Lueur d’espoir sur fonds de crise aiguë

Mercredi 17 octobre 2007, par Pierre Rousset

La réélection, le 6 octobre dernier, de Pervez Musharraf à la présidence du Pakistan ne résout en rien la crise de régime que traverse le pays. Cette crise a de multiples facettes et s’avère lourde de dangers pour le mouvement démocratique et populaire.

Une double crise de légitimité.

Quand le général Pervez Musharraf a pris le pouvoir, en 1999, via un coup d’Etat, il a bénéficié d’un réel soutien dans la population et, même, de la neutralité bienveillante d’une partie de la gauche politique ou associative. Le discrédit du régime parlementaire, miné par la corruption et le népotisme, était si profond qu’il profitait alors à l’armée. Aujourd’hui, c’est au tour du régime militaire d’être frappé de discrédit.

Vu les conditions dans lesquelles Musharraf a imposé sa réélection, il ne peut se prévaloir d’aucun mandat démocratique. Il a refusé le renouvellement préalable des diverses assemblées législatives (ce sont elles qui élisent le président) ; comme il a refusé d’abandonner son poste de commandant en chef durant la campagne. Pour museler la contestation, des centaines de militants ont été incarcérés ou inculpés. En conséquence, dans leur majorité, les parlementaires d’opposition avaient démissionné avant le scrutin, ou l’ont boycotté.

Le régime des partis parlementaires traditionnels ne sort pas pour autant grandi de la débâcle morale de l’armée. Benazir Bhutto, à la tête du Parti du peuple pakistanais (PPP), a en effet signé un deal avec Musharraf : toutes les poursuites engagées contre sa famille pour corruption, à l’époque où elle était Première Ministre, ont été annulées pour prix de son soutien au général. Elle a ainsi contribué à briser le front d’opposition à un scrutin particulièrement anti-démocratique, alors que les journalistes (harcelés par les forces de l’ordre) et les avocats (fer de lance de la contestation) se heurtaient dans la rue à la police. Cette alliance Musharraf-Bhutto reste pour l’heure temporaire, même si Washington aimerait y voir l’amorce d’une transition ordonnée vers une démocratie de façade plus présentable.

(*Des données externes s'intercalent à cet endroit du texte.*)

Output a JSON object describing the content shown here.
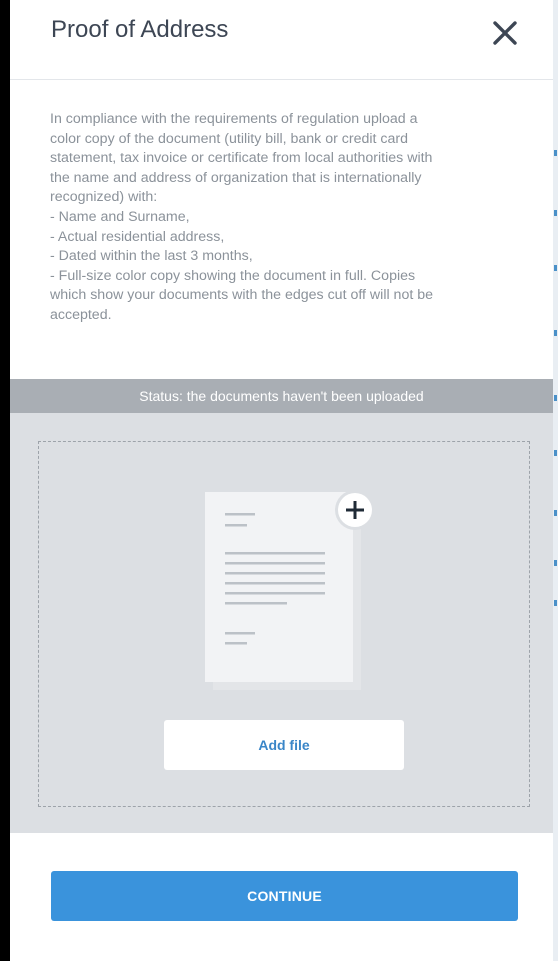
{
  "modal": {
    "title": "Proof of Address",
    "close_icon": "close-icon"
  },
  "description": {
    "lines": [
      "In compliance with the requirements of regulation upload a",
      "color copy of the document (utility bill, bank or credit card",
      "statement, tax invoice or certificate from local authorities with",
      "the name and address of organization that is internationally",
      "recognized) with:",
      "- Name and Surname,",
      "- Actual residential address,",
      "- Dated within the last 3 months,",
      "- Full-size color copy showing the document in full. Copies",
      "which show your documents with the edges cut off will not be",
      "accepted."
    ]
  },
  "status": {
    "text": "Status: the documents haven't been uploaded"
  },
  "upload": {
    "illustration_icon": "document-icon",
    "plus_icon": "plus-icon",
    "add_file_label": "Add file"
  },
  "footer": {
    "continue_label": "CONTINUE"
  },
  "colors": {
    "accent": "#3a93dc",
    "status_bar": "#a9aeb4",
    "upload_bg": "#dcdfe3",
    "title_text": "#3d4654",
    "body_text": "#8b929a"
  }
}
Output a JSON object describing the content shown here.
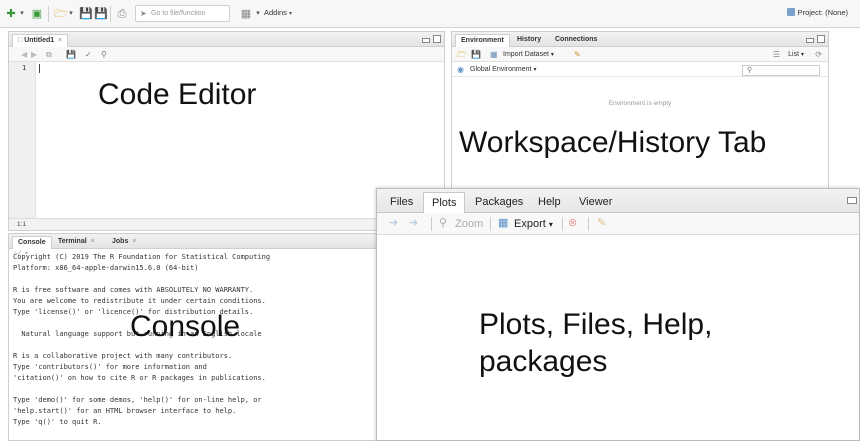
{
  "toolbar": {
    "goto_placeholder": "Go to file/function",
    "addins_label": "Addins",
    "project_label": "Project: (None)"
  },
  "editor": {
    "tab_label": "Untitled1",
    "line_number": "1",
    "status_position": "1:1"
  },
  "environment": {
    "tabs": [
      "Environment",
      "History",
      "Connections"
    ],
    "import_label": "Import Dataset",
    "list_label": "List",
    "scope_label": "Global Environment",
    "empty_message": "Environment is empty"
  },
  "console": {
    "tabs": [
      "Console",
      "Terminal",
      "Jobs"
    ],
    "path": "~/",
    "lines": [
      "Copyright (C) 2019 The R Foundation for Statistical Computing",
      "Platform: x86_64-apple-darwin15.6.0 (64-bit)",
      "",
      "R is free software and comes with ABSOLUTELY NO WARRANTY.",
      "You are welcome to redistribute it under certain conditions.",
      "Type 'license()' or 'licence()' for distribution details.",
      "",
      "  Natural language support but running in an English locale",
      "",
      "R is a collaborative project with many contributors.",
      "Type 'contributors()' for more information and",
      "'citation()' on how to cite R or R packages in publications.",
      "",
      "Type 'demo()' for some demos, 'help()' for on-line help, or",
      "'help.start()' for an HTML browser interface to help.",
      "Type 'q()' to quit R."
    ]
  },
  "plots": {
    "tabs": [
      "Files",
      "Plots",
      "Packages",
      "Help",
      "Viewer"
    ],
    "zoom_label": "Zoom",
    "export_label": "Export"
  },
  "overlay_labels": {
    "code_editor": "Code Editor",
    "workspace": "Workspace/History Tab",
    "console": "Console",
    "plots": "Plots, Files, Help, packages"
  }
}
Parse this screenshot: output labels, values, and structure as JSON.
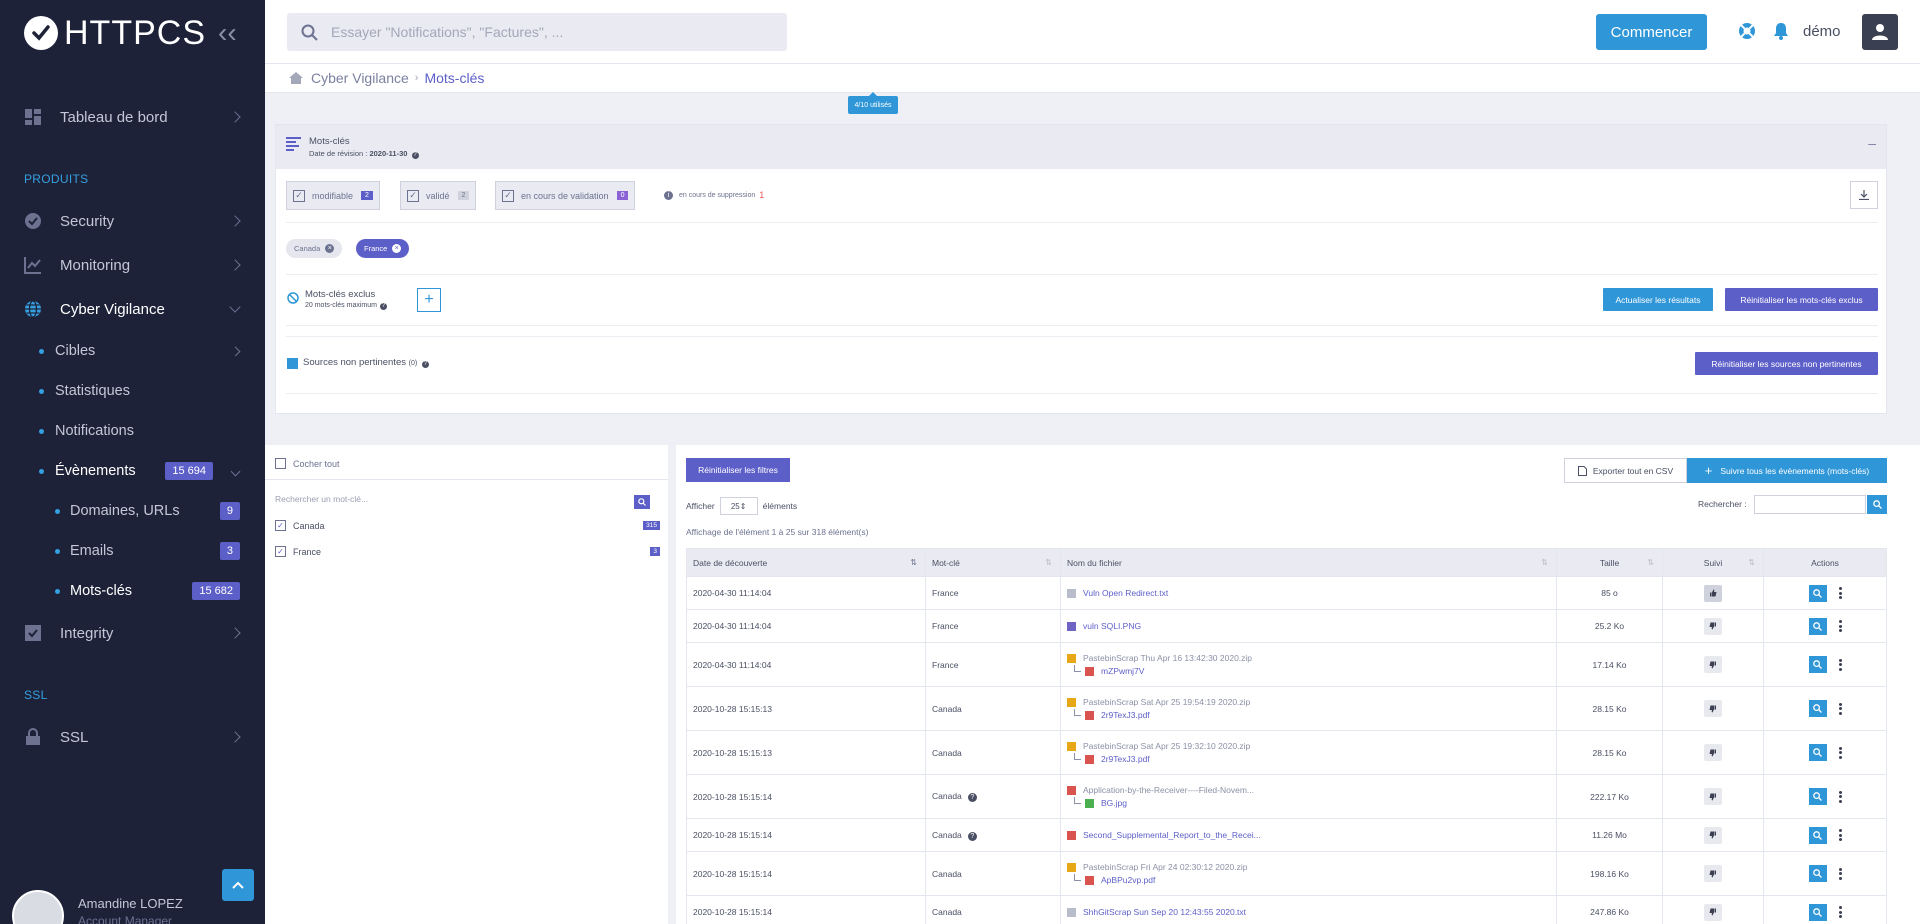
{
  "brand": {
    "name": "HTTPCS"
  },
  "sidebar": {
    "dashboard": "Tableau de bord",
    "section_products": "PRODUITS",
    "security": "Security",
    "monitoring": "Monitoring",
    "cyber": "Cyber Vigilance",
    "sub": {
      "cibles": "Cibles",
      "stats": "Statistiques",
      "notifications": "Notifications",
      "events": "Évènements",
      "events_count": "15 694",
      "domains": "Domaines, URLs",
      "domains_count": "9",
      "emails": "Emails",
      "emails_count": "3",
      "keywords": "Mots-clés",
      "keywords_count": "15 682"
    },
    "integrity": "Integrity",
    "section_ssl": "SSL",
    "ssl": "SSL",
    "user_name": "Amandine LOPEZ",
    "user_role": "Account Manager"
  },
  "topbar": {
    "search_placeholder": "Essayer \"Notifications\", \"Factures\", ...",
    "start_button": "Commencer",
    "user": "démo"
  },
  "breadcrumb": {
    "parent": "Cyber Vigilance",
    "current": "Mots-clés"
  },
  "usage_badge": "4/10 utilisés",
  "panel": {
    "title": "Mots-clés",
    "revision_label": "Date de révision :",
    "revision_date": "2020-11-30",
    "filters": [
      {
        "label": "modifiable",
        "count": "2"
      },
      {
        "label": "validé",
        "count": "2"
      },
      {
        "label": "en cours de validation",
        "count": "0"
      }
    ],
    "suppression_label": "en cours de suppression",
    "suppression_count": "1",
    "tags": [
      "Canada",
      "France"
    ],
    "excluded_title": "Mots-clés exclus",
    "excluded_sub": "20 mots-clés maximum",
    "update_button": "Actualiser les résultats",
    "reset_excluded_button": "Réinitialiser les mots-clés exclus",
    "sources_label": "Sources non pertinentes",
    "sources_count": "(0)",
    "reset_sources_button": "Réinitialiser les sources non pertinentes"
  },
  "left": {
    "check_all": "Cocher tout",
    "search_placeholder": "Rechercher un mot-clé...",
    "keywords": [
      {
        "name": "Canada",
        "count": "315"
      },
      {
        "name": "France",
        "count": "3"
      }
    ]
  },
  "right": {
    "reset_filters": "Réinitialiser les filtres",
    "export_csv": "Exporter tout en CSV",
    "follow_all": "Suivre tous les évènements (mots-clés)",
    "show_label": "Afficher",
    "show_value": "25",
    "show_suffix": "éléments",
    "search_label": "Rechercher :",
    "info": "Affichage de l'élément 1 à 25 sur 318 élément(s)",
    "columns": [
      "Date de découverte",
      "Mot-clé",
      "Nom du fichier",
      "Taille",
      "Suivi",
      "Actions"
    ],
    "rows": [
      {
        "date": "2020-04-30 11:14:04",
        "kw": "France",
        "file": "Vuln Open Redirect.txt",
        "sub": "",
        "size": "85 o",
        "q": false
      },
      {
        "date": "2020-04-30 11:14:04",
        "kw": "France",
        "file": "vuln SQLI.PNG",
        "sub": "",
        "size": "25.2 Ko",
        "q": false
      },
      {
        "date": "2020-04-30 11:14:04",
        "kw": "France",
        "file": "PastebinScrap Thu Apr 16 13:42:30 2020.zip",
        "sub": "mZPwmj7V",
        "size": "17.14 Ko",
        "q": false
      },
      {
        "date": "2020-10-28 15:15:13",
        "kw": "Canada",
        "file": "PastebinScrap Sat Apr 25 19:54:19 2020.zip",
        "sub": "2r9TexJ3.pdf",
        "size": "28.15 Ko",
        "q": false
      },
      {
        "date": "2020-10-28 15:15:13",
        "kw": "Canada",
        "file": "PastebinScrap Sat Apr 25 19:32:10 2020.zip",
        "sub": "2r9TexJ3.pdf",
        "size": "28.15 Ko",
        "q": false
      },
      {
        "date": "2020-10-28 15:15:14",
        "kw": "Canada",
        "file": "Application-by-the-Receiver----Filed-Novem...",
        "sub": "BG.jpg",
        "size": "222.17 Ko",
        "q": true
      },
      {
        "date": "2020-10-28 15:15:14",
        "kw": "Canada",
        "file": "Second_Supplemental_Report_to_the_Recei...",
        "sub": "",
        "size": "11.26 Mo",
        "q": true
      },
      {
        "date": "2020-10-28 15:15:14",
        "kw": "Canada",
        "file": "PastebinScrap Fri Apr 24 02:30:12 2020.zip",
        "sub": "ApBPu2vp.pdf",
        "size": "198.16 Ko",
        "q": false
      },
      {
        "date": "2020-10-28 15:15:14",
        "kw": "Canada",
        "file": "ShhGitScrap Sun Sep 20 12:43:55 2020.txt",
        "sub": "",
        "size": "247.86 Ko",
        "q": false
      }
    ]
  }
}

Sur le plan institutionnel, la crise de légitimité de l’armée (qui a le plus longtemps occupé le pouvoir depuis la fondation du pays en 1947) et des partis affairistes (au gouvernement lors des interludes parlementaires) est loin de se refermer.

Sur pieds de guerre.

Cette crise de légitimité politique est aggravée, au Pakistan, par la dégradation de la situation militaire. Aucun des conflits dont le pays a hérité à se fondation, en 1947, n’est résolu. Pas de normalisation avec l’Inde, notamment sur la question du Cachemire, au nord-est. Un état de guerre au Balouchistan, à l’ouest, ainsi qu’au Waziristan, au nord-ouest. Dans cette dernière région, frontalière de l’Afghanistan, les accords de paix signés avec les tribus sont rompus et les combats sont redevenus très meurtriers entre l’armée et les talibans pakistanais, afghans ou « étrangers ». — la population locale faisant les frais des opérations militaires et, en particulier, des bombardements aériens.

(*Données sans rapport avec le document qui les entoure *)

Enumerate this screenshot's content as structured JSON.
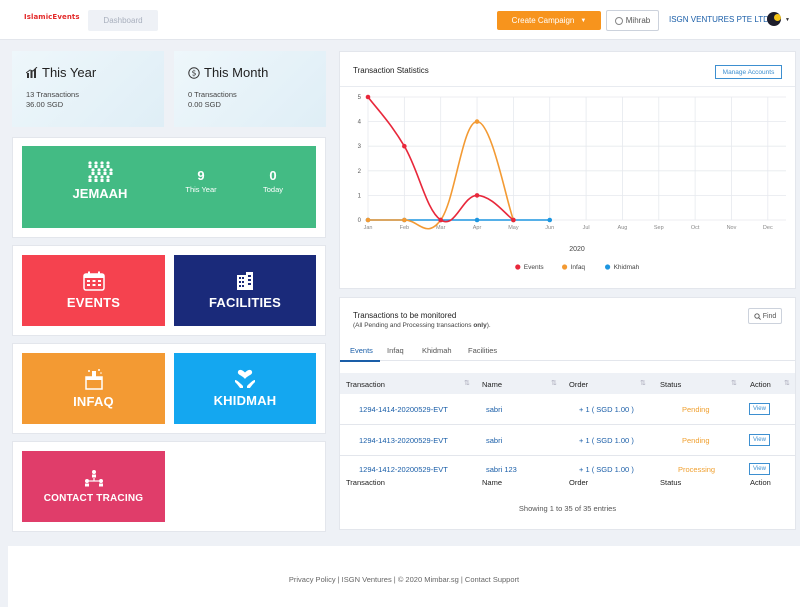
{
  "header": {
    "logo_text": "IslamicEvents",
    "dashboard_tab": "Dashboard",
    "create_campaign": "Create Campaign",
    "mihrab": "Mihrab",
    "org_name": "ISGN VENTURES PTE LTD"
  },
  "stats": {
    "this_year": {
      "title": "This Year",
      "transactions": "13 Transactions",
      "amount": "36.00 SGD"
    },
    "this_month": {
      "title": "This Month",
      "transactions": "0 Transactions",
      "amount": "0.00 SGD"
    }
  },
  "jemaah": {
    "label": "JEMAAH",
    "this_year_value": "9",
    "this_year_label": "This Year",
    "today_value": "0",
    "today_label": "Today"
  },
  "tiles": {
    "events": "EVENTS",
    "facilities": "FACILITIES",
    "infaq": "INFAQ",
    "khidmah": "KHIDMAH",
    "contact_tracing": "CONTACT TRACING"
  },
  "colors": {
    "jemaah": "#43bb84",
    "events": "#f5424f",
    "facilities": "#1a2a7a",
    "infaq": "#f39a33",
    "khidmah": "#14a7f0",
    "contact_tracing": "#e03d6a",
    "create_button": "#f7941d"
  },
  "chart_panel": {
    "title": "Transaction Statistics",
    "manage_accounts": "Manage Accounts"
  },
  "chart_data": {
    "type": "line",
    "xlabel": "2020",
    "ylim": [
      0,
      5
    ],
    "yticks": [
      0,
      1,
      2,
      3,
      4,
      5
    ],
    "categories": [
      "Jan",
      "Feb",
      "Mar",
      "Apr",
      "May",
      "Jun",
      "Jul",
      "Aug",
      "Sep",
      "Oct",
      "Nov",
      "Dec"
    ],
    "legend_position": "bottom",
    "series": [
      {
        "name": "Events",
        "color": "#e8283b",
        "values": [
          5,
          3,
          0,
          1,
          0
        ]
      },
      {
        "name": "Infaq",
        "color": "#f39a33",
        "values": [
          0,
          0,
          0,
          4,
          0
        ]
      },
      {
        "name": "Khidmah",
        "color": "#1e96e0",
        "values": [
          0,
          0,
          0,
          0,
          0,
          0
        ]
      }
    ]
  },
  "transactions": {
    "title": "Transactions",
    "title_suffix": " to be monitored",
    "subtitle_prefix": "(All Pending and Processing transactions ",
    "subtitle_bold": "only",
    "subtitle_suffix": ").",
    "find": "Find",
    "tabs": [
      "Events",
      "Infaq",
      "Khidmah",
      "Facilities"
    ],
    "columns": [
      "Transaction",
      "Name",
      "Order",
      "Status",
      "Action"
    ],
    "rows": [
      {
        "transaction": "1294-1414-20200529-EVT",
        "name": "sabri",
        "order": "+ 1 ( SGD 1.00 )",
        "status": "Pending",
        "action": "View"
      },
      {
        "transaction": "1294-1413-20200529-EVT",
        "name": "sabri",
        "order": "+ 1 ( SGD 1.00 )",
        "status": "Pending",
        "action": "View"
      },
      {
        "transaction": "1294-1412-20200529-EVT",
        "name": "sabri 123",
        "order": "+ 1 ( SGD 1.00 )",
        "status": "Processing",
        "action": "View"
      }
    ],
    "showing": "Showing 1 to 35 of 35 entries"
  },
  "footer": {
    "text": "Privacy Policy | ISGN Ventures | © 2020 Mimbar.sg | Contact Support"
  }
}
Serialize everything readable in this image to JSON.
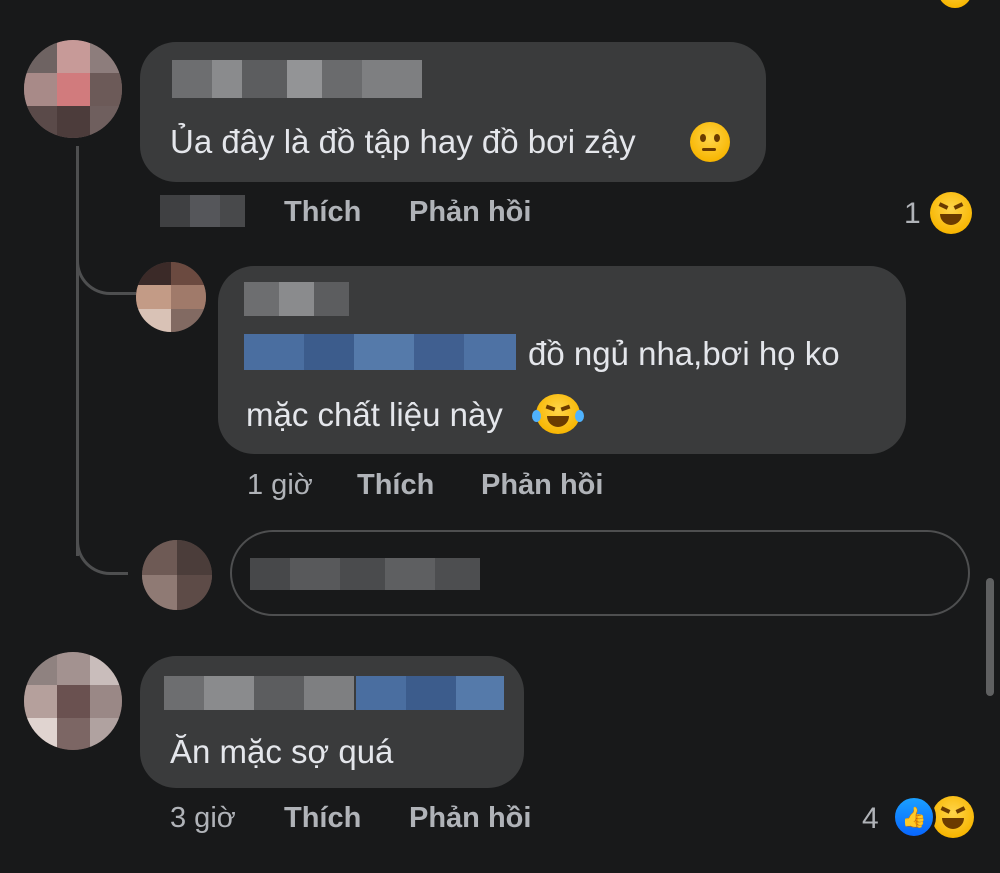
{
  "comments": [
    {
      "text": "Ủa đây là đồ tập hay đồ bơi zậy",
      "emoji": "thinking-face",
      "like_label": "Thích",
      "reply_label": "Phản hồi",
      "reaction_count": "1",
      "reaction_icon": "laughing-face"
    },
    {
      "text_line1": "đồ ngủ nha,bơi họ ko",
      "text_line2": "mặc chất liệu này",
      "emoji": "tears-of-joy-face",
      "time": "1 giờ",
      "like_label": "Thích",
      "reply_label": "Phản hồi"
    },
    {
      "text": "Ăn mặc sợ quá",
      "time": "3 giờ",
      "like_label": "Thích",
      "reply_label": "Phản hồi",
      "reaction_count": "4",
      "reaction_icons": [
        "like-icon",
        "laughing-face"
      ]
    }
  ],
  "colors": {
    "background": "#18191a",
    "bubble": "#3a3b3c",
    "text": "#e4e6eb",
    "meta": "#b0b3b8",
    "like_blue": "#0866ff"
  }
}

Le développement de courants fondamentalistes violement sectaires est notable bien au-delà des régions frontalières de l’Afghanistan, notamment dans la province du Punjab, où se trouve la capitale Islamabad. Les services secrets pakistanais (ISI) ont toujours entretenu avec eux des rapports ambivalents (ils ont permis aux talibans de se constituer lors de la guerre afghane contre les soviétiques). Mais les rapports entre le régime Musharraf et les courants religieux les plus radicaux se sont aujourd’hui brutalement dégradés. Ainsi, aux tensions régionales (Afghanistan, Inde) et aux guerres de la périphérie (Balouchistan, Waziristan) s’ajoute une insécurité militaire au cœur même du pays.

Violences communautaristes.

Les islamistes ne sont pas les seuls à nourrir les violences communautaristes. Karachi, la métropole industrielle et portuaire du pays, est mise en coupe réglée par le MQM, un parti communautaire (formé par des immigrés musulmans venus des Etats majoritairement hindous, lors de la dissociation des deux pays) allié du président. Ses bandes armées se sont attaquées particulièrement burtalement au mouvement démocratique, lors de la venue du juge Chaudry, alors démis de la Cour suprême par Musharraf.

Une lueur d’espoir.

Lueur d’espoir dans ce panorama délétère, la vaste mobilisation initiée depuis 2006 par le mouvement des avocats, a brisé ces logiques dictatoriales (Musharraf), communautaristes (MQM) et fondamentalistes (talibans). Elle a donné à l’aspiration démocratique une autre image que celle du régime disqualifié des partis affairistes de notables. Elle a permis aux aspirations sociales de s’exprimer avec la présence d’organisations ouvrières et paysannes. Mais, malgré son ampleur et son dynamisme, cette mobilisation ne peut s’appuyer que sur des forces de gauche — politiques, syndicales et populaires — très faibles.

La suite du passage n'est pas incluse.